Мужественное поведение, стойкость и находчивость Чуковской достойны часто восхищения. Например, такая ее реплика перед Секретариатом Союза: «С легкостью могу предсказать вам, что в столице нашей общей родины Москве неизбежны: площадь имени Александра Солженицына и проспект имени академика Сахарова». Многие ее мысли – неоспоримая правда: «Уморив в тундре миллионы ни в чем неповинных крестьян, Сталин подверг уничтожению и цвет интеллигенции: сотни талантливых людей, – тех, кто уже успел проявить себя в науке или искусстве, – и тысячи неуспевших погибли в лагерях». Или, – о временах ежовщины: «Для мозга рядового человека происходившее имело вид планомерно организованной бессмыслицы…»
В основу бед писательницы лег ее роман «Софья Петровна», переизданный во Франции под заглавием «Опустелый дом». Чуковская протестует против данного переименования и, сдается, напрасно! Оно ярче и точнее, чем просто имя героини (которое можно бы заменить другим, и к которому можно бы приделать иную фабулу, включая и вполне благополучную), ибо в нем – намек и на общество, утратившее понятие о праве и справедливости, и на женщину, потерявшую и совесть, и рассудок.
Основная борьба Лидии Чуковской шла за то, чтобы не были преданы забвению, для морального и практического комфорта советских властей, кошмарные ужасы сталинской эпохи. Читая об этих ее героических и напрасных усилиях, разбивающихся о стену бюрократического сопротивления, вспоминаются стихи Агриппы д’Обинье[236]

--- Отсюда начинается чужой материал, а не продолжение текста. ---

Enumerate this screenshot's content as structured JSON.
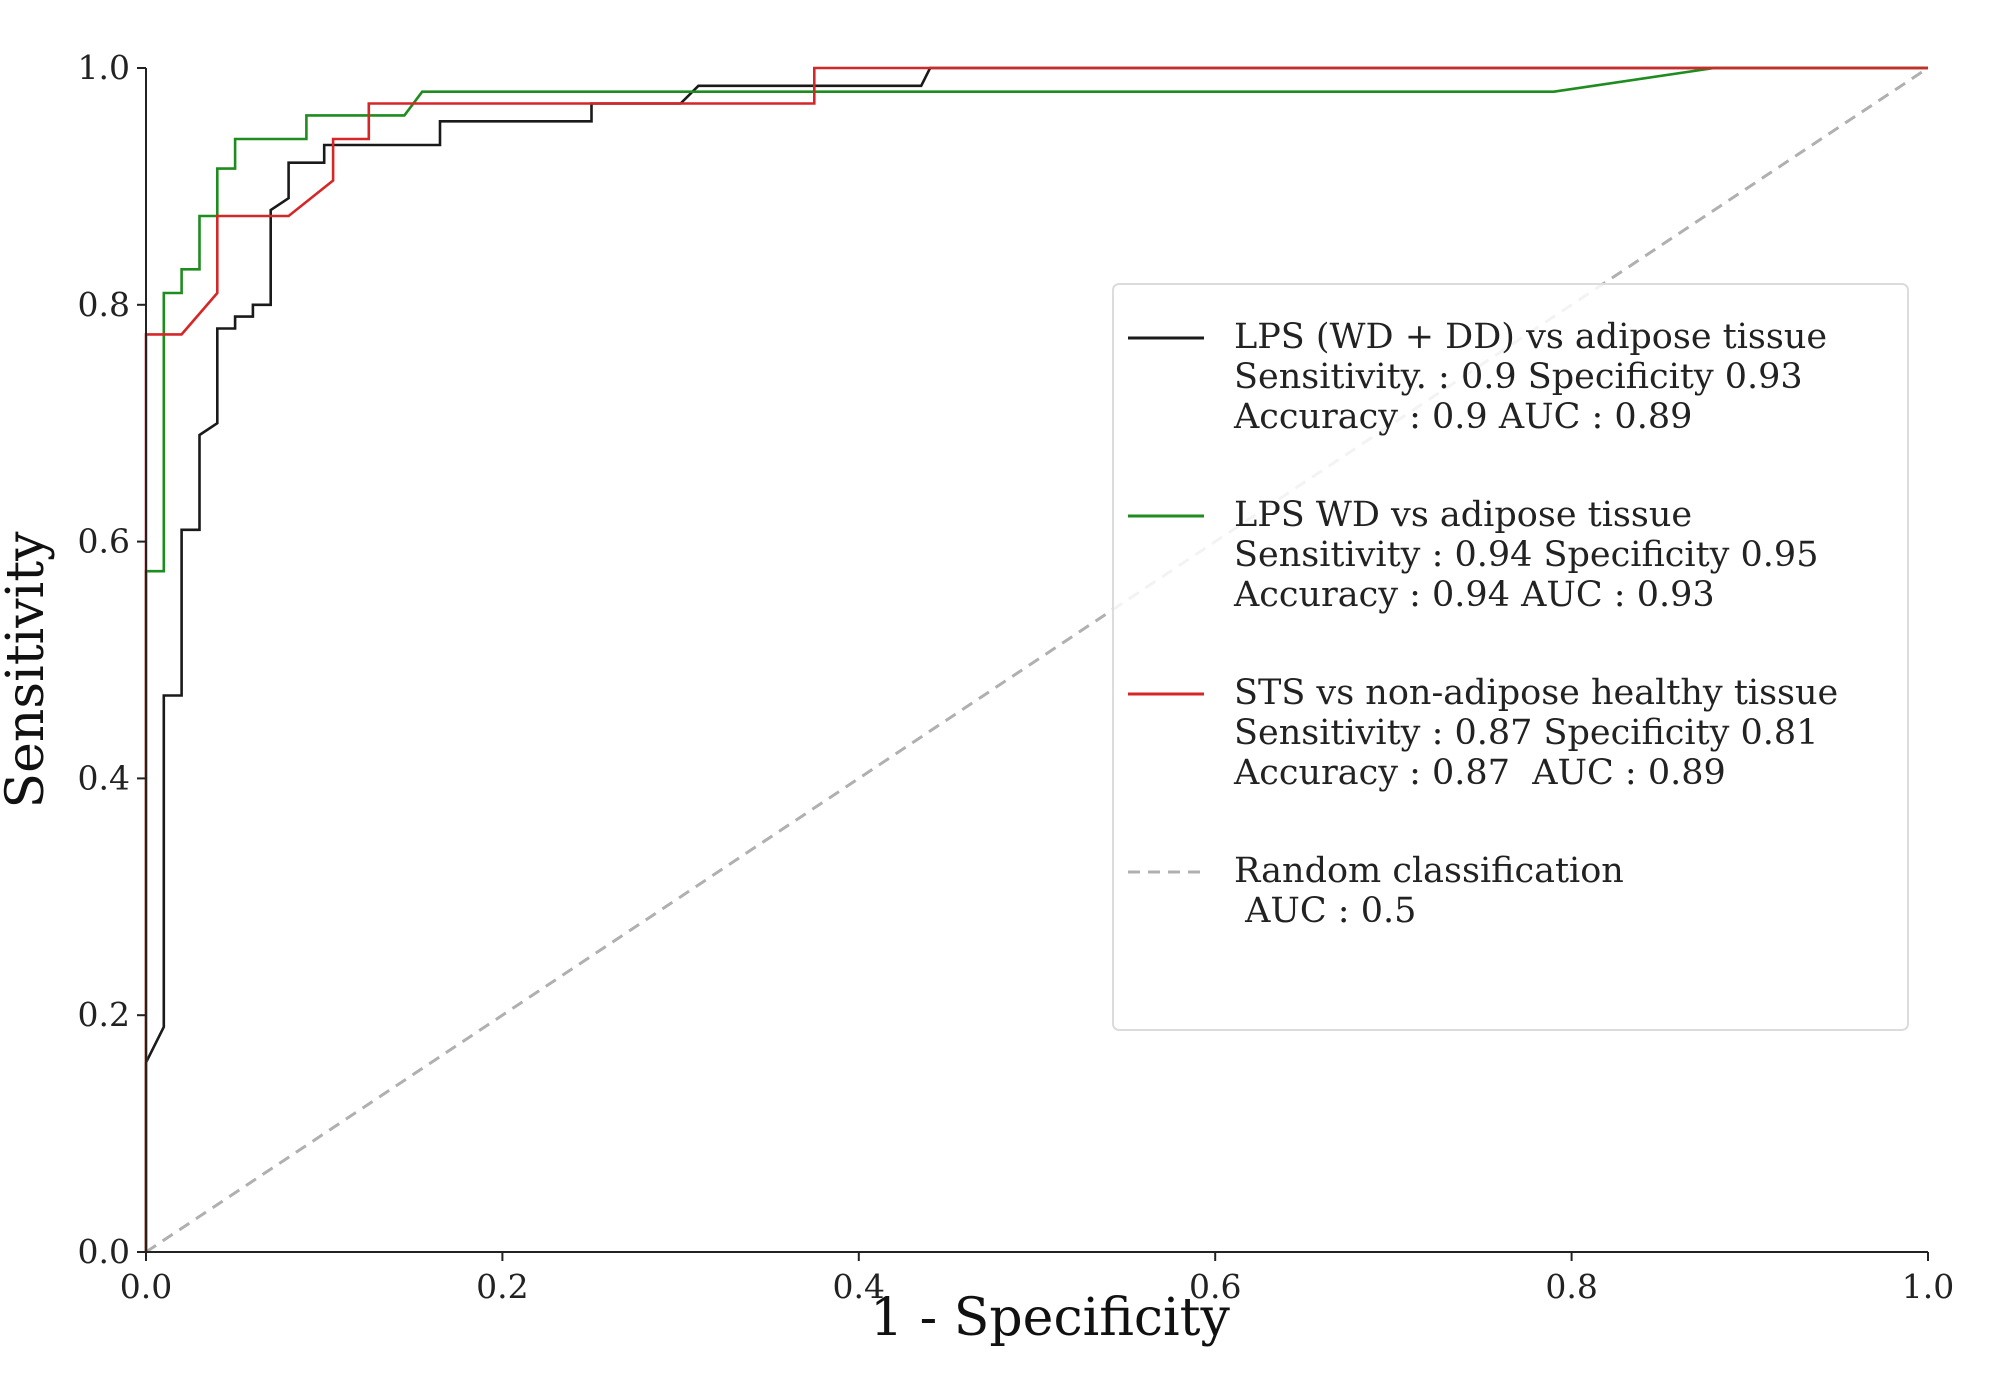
{
  "chart_data": {
    "type": "line",
    "title": "",
    "xlabel": "1 - Specificity",
    "ylabel": "Sensitivity",
    "xlim": [
      0.0,
      1.0
    ],
    "ylim": [
      0.0,
      1.0
    ],
    "xticks": [
      "0.0",
      "0.2",
      "0.4",
      "0.6",
      "0.8",
      "1.0"
    ],
    "yticks": [
      "0.0",
      "0.2",
      "0.4",
      "0.6",
      "0.8",
      "1.0"
    ],
    "grid": false,
    "legend_position": "center-right",
    "series": [
      {
        "name": "LPS (WD + DD) vs adipose tissue",
        "legend_lines": [
          "LPS (WD + DD) vs adipose tissue",
          "Sensitivity. : 0.9 Specificity 0.93",
          "Accuracy : 0.9 AUC : 0.89"
        ],
        "color": "#1a1a1a",
        "dashed": false,
        "x": [
          0.0,
          0.0,
          0.0,
          0.01,
          0.01,
          0.02,
          0.02,
          0.03,
          0.03,
          0.04,
          0.04,
          0.05,
          0.05,
          0.06,
          0.06,
          0.07,
          0.07,
          0.08,
          0.08,
          0.09,
          0.1,
          0.1,
          0.12,
          0.165,
          0.165,
          0.25,
          0.25,
          0.3,
          0.31,
          0.435,
          0.44,
          0.8,
          0.85,
          1.0
        ],
        "y": [
          0.0,
          0.16,
          0.16,
          0.19,
          0.47,
          0.47,
          0.61,
          0.61,
          0.69,
          0.7,
          0.78,
          0.78,
          0.79,
          0.79,
          0.8,
          0.8,
          0.88,
          0.89,
          0.92,
          0.92,
          0.92,
          0.935,
          0.935,
          0.935,
          0.955,
          0.955,
          0.97,
          0.97,
          0.985,
          0.985,
          1.0,
          1.0,
          1.0,
          1.0
        ]
      },
      {
        "name": "LPS WD vs adipose tissue",
        "legend_lines": [
          "LPS WD vs adipose tissue",
          "Sensitivity : 0.94 Specificity 0.95",
          "Accuracy : 0.94 AUC : 0.93"
        ],
        "color": "#1f8c1f",
        "dashed": false,
        "x": [
          0.0,
          0.0,
          0.01,
          0.01,
          0.02,
          0.02,
          0.03,
          0.03,
          0.04,
          0.04,
          0.05,
          0.05,
          0.09,
          0.09,
          0.145,
          0.155,
          0.4,
          0.79,
          0.88,
          1.0
        ],
        "y": [
          0.0,
          0.575,
          0.575,
          0.81,
          0.81,
          0.83,
          0.83,
          0.875,
          0.875,
          0.915,
          0.915,
          0.94,
          0.94,
          0.96,
          0.96,
          0.98,
          0.98,
          0.98,
          1.0,
          1.0
        ]
      },
      {
        "name": "STS vs non-adipose healthy tissue",
        "legend_lines": [
          "STS vs non-adipose healthy tissue",
          "Sensitivity : 0.87 Specificity 0.81",
          "Accuracy : 0.87  AUC : 0.89"
        ],
        "color": "#d62728",
        "dashed": false,
        "x": [
          0.0,
          0.0,
          0.02,
          0.04,
          0.04,
          0.08,
          0.105,
          0.105,
          0.125,
          0.125,
          0.245,
          0.375,
          0.375,
          1.0
        ],
        "y": [
          0.0,
          0.775,
          0.775,
          0.81,
          0.875,
          0.875,
          0.905,
          0.94,
          0.94,
          0.97,
          0.97,
          0.97,
          1.0,
          1.0
        ]
      },
      {
        "name": "Random classification",
        "legend_lines": [
          "Random classification",
          " AUC : 0.5"
        ],
        "color": "#b0b0b0",
        "dashed": true,
        "x": [
          0.0,
          1.0
        ],
        "y": [
          0.0,
          1.0
        ]
      }
    ]
  }
}
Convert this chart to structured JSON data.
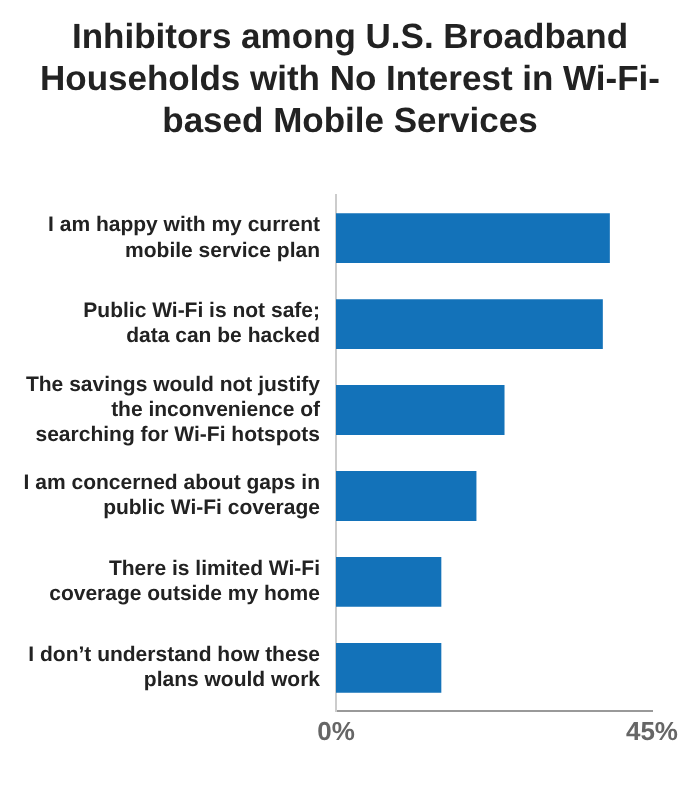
{
  "chart_data": {
    "type": "bar",
    "orientation": "horizontal",
    "title": "Inhibitors among U.S. Broadband Households with No Interest in Wi-Fi-based Mobile Services",
    "categories": [
      "I am happy with my current mobile service plan",
      "Public Wi-Fi is not safe; data can be hacked",
      "The savings would not justify the inconvenience of searching for Wi-Fi hotspots",
      "I am concerned about gaps in public Wi-Fi coverage",
      "There is limited Wi-Fi coverage outside my home",
      "I don’t understand how these plans would work"
    ],
    "values": [
      39,
      38,
      24,
      20,
      15,
      15
    ],
    "color": "#1372b9",
    "xlim": [
      0,
      45
    ],
    "xticks": [
      {
        "value": 0,
        "label": "0%"
      },
      {
        "value": 45,
        "label": "45%"
      }
    ],
    "grid": false,
    "legend": false
  }
}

:Однако, другой аспект ее деятельности наводит уже на некоторые сомнения: ее стремление добиться опубликования утаенного наследства, то есть книг погибших писателей или книг, не смогших увидеть свет в силу запретов советской цензуры. Казалось бы, что может быть почтеннее? Но, если издадут эти книги, мы в них неизбежно найдем славословия Сталину, чекистам, доносам: ибо, желая печататься, приходилось подобные места включать (иногда со скрежетом зубовным)! Не выйдет ли, во многих случаях, такое издание или переиздание не в честь, а в поношение покойным писателям; лгавшим, обычно, не по своему желанию, а по принуждению?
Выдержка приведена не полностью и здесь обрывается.